Programs based on ICTPH’s health systems design
A key aspect of ICTPH’s work in health systems deign is demonstrating its model on the field and gleaning learnings from the field experience to further improve the model. The following are the two key programs presently in operation (being managed by ICTPH’s operations partner, SughaVazhvu Healthcare in Thanjavur district, Tamil Nadu):
- Project “Disease-free Village” (Comprehensive primary care centre in Alakkudi): SughaVazhvu operates a primary care centre in Alakkudi village in Thanjavur district with a goal to develop a model primary care clinic at a community level that could demonstrate the possibility of a “disease-free village”. This includes the enrolment of all residents of the village; identifying and offering managed care to those with chronic conditions (present focus on diabetes and cardio-vascular diseases); offering general physician consulting for most commonly encountered conditions at primary care level ; and in future, establishing linkages with hospitals for higher levels of care. The primary health centre in Alakkudi operates on the basis of the model and solutions developed by ICTPH. Once demonstrated, this could serve as a blueprint for a typical community health clinic to serve populations of around 5,000 in low-to-moderate-resource settings.

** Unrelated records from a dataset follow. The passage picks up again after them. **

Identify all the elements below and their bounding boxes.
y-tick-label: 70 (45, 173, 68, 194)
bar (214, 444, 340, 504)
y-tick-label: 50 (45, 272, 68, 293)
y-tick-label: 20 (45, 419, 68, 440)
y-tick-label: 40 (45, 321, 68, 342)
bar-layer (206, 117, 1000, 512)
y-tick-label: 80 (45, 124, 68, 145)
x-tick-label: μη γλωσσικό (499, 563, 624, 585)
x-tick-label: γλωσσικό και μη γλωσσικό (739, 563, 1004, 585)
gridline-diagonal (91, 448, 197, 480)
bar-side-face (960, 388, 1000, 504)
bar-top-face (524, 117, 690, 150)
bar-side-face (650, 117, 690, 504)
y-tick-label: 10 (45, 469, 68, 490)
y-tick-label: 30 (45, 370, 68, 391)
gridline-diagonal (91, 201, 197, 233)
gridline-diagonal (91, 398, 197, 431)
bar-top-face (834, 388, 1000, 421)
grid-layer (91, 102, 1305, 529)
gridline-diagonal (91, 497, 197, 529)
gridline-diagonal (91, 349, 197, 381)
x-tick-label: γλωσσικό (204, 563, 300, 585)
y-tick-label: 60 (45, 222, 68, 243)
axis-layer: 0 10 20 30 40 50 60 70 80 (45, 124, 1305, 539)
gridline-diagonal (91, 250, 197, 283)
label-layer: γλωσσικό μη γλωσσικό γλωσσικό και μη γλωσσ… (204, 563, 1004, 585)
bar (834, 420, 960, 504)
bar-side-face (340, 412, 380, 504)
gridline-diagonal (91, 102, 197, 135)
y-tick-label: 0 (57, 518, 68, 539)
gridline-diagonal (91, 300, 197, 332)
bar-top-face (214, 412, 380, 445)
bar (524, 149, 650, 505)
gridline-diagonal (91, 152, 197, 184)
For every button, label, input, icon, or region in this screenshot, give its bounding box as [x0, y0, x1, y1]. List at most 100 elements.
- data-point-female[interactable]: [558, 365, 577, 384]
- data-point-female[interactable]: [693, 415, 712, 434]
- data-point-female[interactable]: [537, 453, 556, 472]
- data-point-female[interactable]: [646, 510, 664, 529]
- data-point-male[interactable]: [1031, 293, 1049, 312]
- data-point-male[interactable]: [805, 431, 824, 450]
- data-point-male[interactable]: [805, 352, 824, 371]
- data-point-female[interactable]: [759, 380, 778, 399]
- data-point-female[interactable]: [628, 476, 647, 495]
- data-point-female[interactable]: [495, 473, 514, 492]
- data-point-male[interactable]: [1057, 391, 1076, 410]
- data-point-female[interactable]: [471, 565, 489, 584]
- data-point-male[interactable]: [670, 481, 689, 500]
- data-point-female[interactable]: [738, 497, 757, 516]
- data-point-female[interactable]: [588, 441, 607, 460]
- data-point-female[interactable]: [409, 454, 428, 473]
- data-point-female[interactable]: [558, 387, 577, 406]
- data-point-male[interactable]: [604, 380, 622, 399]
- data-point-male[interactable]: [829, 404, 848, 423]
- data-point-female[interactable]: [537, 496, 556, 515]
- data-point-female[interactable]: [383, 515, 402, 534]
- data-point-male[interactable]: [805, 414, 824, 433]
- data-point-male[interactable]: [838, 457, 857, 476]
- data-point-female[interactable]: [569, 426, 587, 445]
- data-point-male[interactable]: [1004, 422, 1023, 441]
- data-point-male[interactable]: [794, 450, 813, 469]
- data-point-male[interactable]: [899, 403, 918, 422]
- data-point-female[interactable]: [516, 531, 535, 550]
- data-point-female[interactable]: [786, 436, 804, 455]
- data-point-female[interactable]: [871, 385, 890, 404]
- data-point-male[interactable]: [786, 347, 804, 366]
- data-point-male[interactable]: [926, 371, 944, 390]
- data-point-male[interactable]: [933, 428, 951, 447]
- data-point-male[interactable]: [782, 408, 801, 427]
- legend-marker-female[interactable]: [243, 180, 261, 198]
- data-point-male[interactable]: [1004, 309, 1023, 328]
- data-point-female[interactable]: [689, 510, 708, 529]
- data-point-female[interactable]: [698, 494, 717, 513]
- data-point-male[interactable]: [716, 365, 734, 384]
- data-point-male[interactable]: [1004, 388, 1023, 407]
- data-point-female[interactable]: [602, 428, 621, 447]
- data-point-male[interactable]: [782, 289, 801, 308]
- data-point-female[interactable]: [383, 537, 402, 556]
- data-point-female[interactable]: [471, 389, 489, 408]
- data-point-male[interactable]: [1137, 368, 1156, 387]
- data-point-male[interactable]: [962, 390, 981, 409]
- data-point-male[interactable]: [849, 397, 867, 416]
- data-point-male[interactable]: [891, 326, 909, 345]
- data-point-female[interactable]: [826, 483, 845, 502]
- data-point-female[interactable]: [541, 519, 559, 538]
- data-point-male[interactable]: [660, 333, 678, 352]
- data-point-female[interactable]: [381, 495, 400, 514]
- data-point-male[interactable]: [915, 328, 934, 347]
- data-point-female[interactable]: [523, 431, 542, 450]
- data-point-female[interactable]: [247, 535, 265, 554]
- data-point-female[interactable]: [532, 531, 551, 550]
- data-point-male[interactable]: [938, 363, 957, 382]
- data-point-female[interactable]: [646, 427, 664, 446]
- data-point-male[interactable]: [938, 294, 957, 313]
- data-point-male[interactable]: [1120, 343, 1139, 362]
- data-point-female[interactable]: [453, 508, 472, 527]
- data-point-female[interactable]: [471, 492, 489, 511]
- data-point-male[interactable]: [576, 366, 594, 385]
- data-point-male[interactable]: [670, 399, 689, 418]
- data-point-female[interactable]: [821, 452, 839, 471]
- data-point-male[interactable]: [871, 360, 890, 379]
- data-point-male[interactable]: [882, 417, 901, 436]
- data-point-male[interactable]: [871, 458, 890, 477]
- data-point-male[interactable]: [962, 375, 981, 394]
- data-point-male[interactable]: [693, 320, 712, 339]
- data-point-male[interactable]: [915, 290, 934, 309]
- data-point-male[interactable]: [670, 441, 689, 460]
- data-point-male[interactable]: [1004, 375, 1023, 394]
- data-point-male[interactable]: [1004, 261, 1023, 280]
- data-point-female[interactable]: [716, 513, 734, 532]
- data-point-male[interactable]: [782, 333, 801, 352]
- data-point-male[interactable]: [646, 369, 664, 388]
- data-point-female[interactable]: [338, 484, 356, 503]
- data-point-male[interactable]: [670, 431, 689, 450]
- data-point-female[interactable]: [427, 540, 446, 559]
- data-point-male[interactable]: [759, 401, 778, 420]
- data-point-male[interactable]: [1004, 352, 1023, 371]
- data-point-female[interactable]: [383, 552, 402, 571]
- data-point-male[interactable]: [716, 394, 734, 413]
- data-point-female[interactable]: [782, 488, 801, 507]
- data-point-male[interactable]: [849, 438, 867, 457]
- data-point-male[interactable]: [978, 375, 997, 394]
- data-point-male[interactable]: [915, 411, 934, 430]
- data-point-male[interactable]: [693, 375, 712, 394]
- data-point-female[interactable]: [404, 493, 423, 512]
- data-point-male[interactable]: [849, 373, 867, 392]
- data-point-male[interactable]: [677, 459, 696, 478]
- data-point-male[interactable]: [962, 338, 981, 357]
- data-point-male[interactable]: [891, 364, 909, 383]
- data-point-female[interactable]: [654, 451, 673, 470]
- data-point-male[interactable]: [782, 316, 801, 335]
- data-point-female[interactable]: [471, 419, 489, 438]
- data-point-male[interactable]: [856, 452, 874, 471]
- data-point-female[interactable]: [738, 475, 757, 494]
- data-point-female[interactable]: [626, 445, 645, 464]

- Managed care solutions for Chronic diseases: chronic care burden in India is increasing and rapidly so, especially in case of diabetes and cardio-vascular diseases. Non-communicable, chronic diseases are estimated to account for 62 percent of deaths in low and medium income countries including India and approximately half of these are caused by CVD. Diseases such as diabetes, hyperlipidemia and hypertension are emerging not only as significant causes of death, but also as causes of debilitation in terms of health and wellness as well in economic terms. A 2010 World Bank study estimates that the loss of income due to impact of diabetes patients and their care givers is approximately INR 300 billion annually. The challenge can be exacerbated in rural areas owing to lack of awareness and lack of accessible and affordable care. While India is fast becoming the diabetes and hypertension capital of the world, there are no proven models to address this mounting challenge. ICTPH and SughaVazhvu are attempting to demonstrate a model to address this challenge by offering managed care to chronic diseases via pre-paid subscription packages. Subscribers receive necessary medicines, regular diagnostic tests and regular physician consultation and regular treatment-adherence follow-up to help manage their chronic conditions. These services are presently offered through a mobile clinic in order to enhance geographic coverage and to offer service at near-doorstep.
Health systems research
At ICTPH, we seek to demonstrate our model through our on-field activities at moderate scale and also are committed to draw evidence from our experiences that can help disseminate our leanings. We do this through our health systems research initiative that closely studies the effectiveness of the above model and its constituent components / solutions to glean insights that can inform health systems design and public policy.